Laurence De Cock & Emmanuelle Picard, Agone, septembre 2009

Depuis la Révolution française, l’enseignement de l’histoire est associé à la construction d’une « identité nationale ». En prenant la forme d’un récit ethnocentré, l’histoire scolaire devait permettre l’intégration de tous les futurs citoyens de la République, quelles que soient leurs identités originelles, dans un ensemble politique unique.
Aujourd’hui, alors que la période est favorable à la reconnaissance des « identités plurielles », les exclus du roman national réclament l’ajustement des programmes scolaires et critiquent la fabrique scolaire de l’histoire vue comme un instrument de domination.
Le moment est propice pour interroger la manière dont l’histoire scolaire est fabriquée.
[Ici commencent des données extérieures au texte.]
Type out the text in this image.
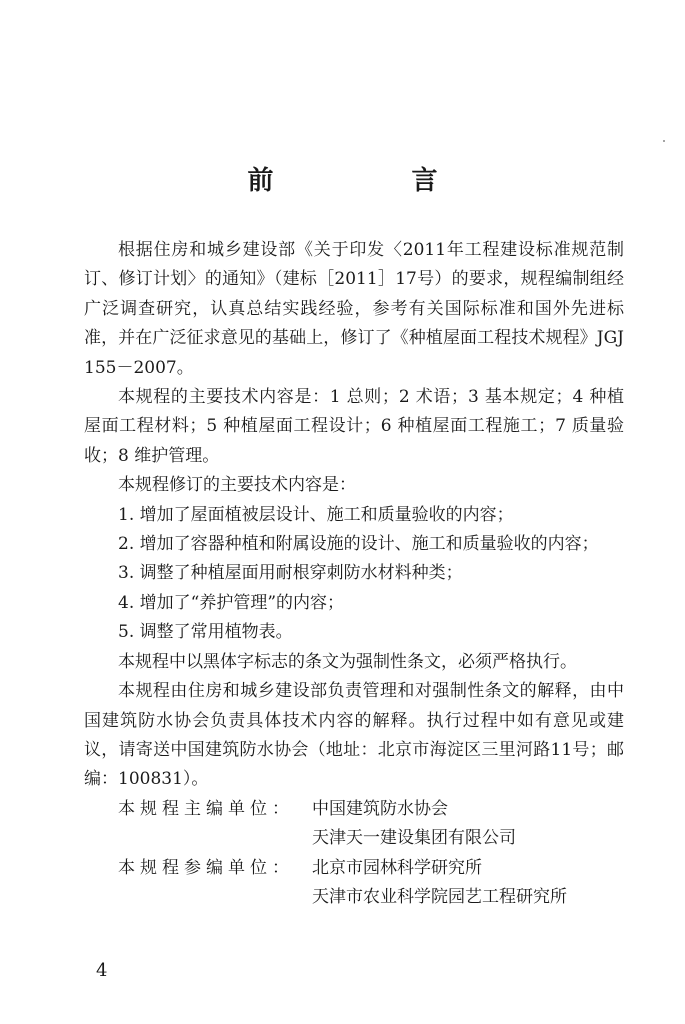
前　言

根据住房和城乡建设部《关于印发〈2011年工程建设标准规范制订、修订计划〉的通知》（建标［2011］17号）的要求，规程编制组经广泛调查研究，认真总结实践经验，参考有关国际标准和国外先进标准，并在广泛征求意见的基础上，修订了《种植屋面工程技术规程》JGJ 155－2007。

本规程的主要技术内容是：1 总则；2 术语；3 基本规定；4 种植屋面工程材料；5 种植屋面工程设计；6 种植屋面工程施工；7 质量验收；8 维护管理。

本规程修订的主要技术内容是：

1. 增加了屋面植被层设计、施工和质量验收的内容；

2. 增加了容器种植和附属设施的设计、施工和质量验收的内容；

3. 调整了种植屋面用耐根穿刺防水材料种类；

4. 增加了“养护管理”的内容；

5. 调整了常用植物表。

本规程中以黑体字标志的条文为强制性条文，必须严格执行。

本规程由住房和城乡建设部负责管理和对强制性条文的解释，由中国建筑防水协会负责具体技术内容的解释。执行过程中如有意见或建议，请寄送中国建筑防水协会（地址：北京市海淀区三里河路11号；邮编：100831）。

本规程主编单位：	中国建筑防水协会
天津天一建设集团有限公司
本规程参编单位：	北京市园林科学研究所
天津市农业科学院园艺工程研究所
4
De fait, l’enseignement de histoire à l’école est le produit d’une chaîne de responsabilités dont il nous faut interroger chacun des maillons : pourquoi et comment apprendre l’histoire, et quelle histoire ? Car c’est une politique du passé qui s’exprime à travers ce montage. Une politique où la question d’une histoire commune et donc de l’universalité est en jeu.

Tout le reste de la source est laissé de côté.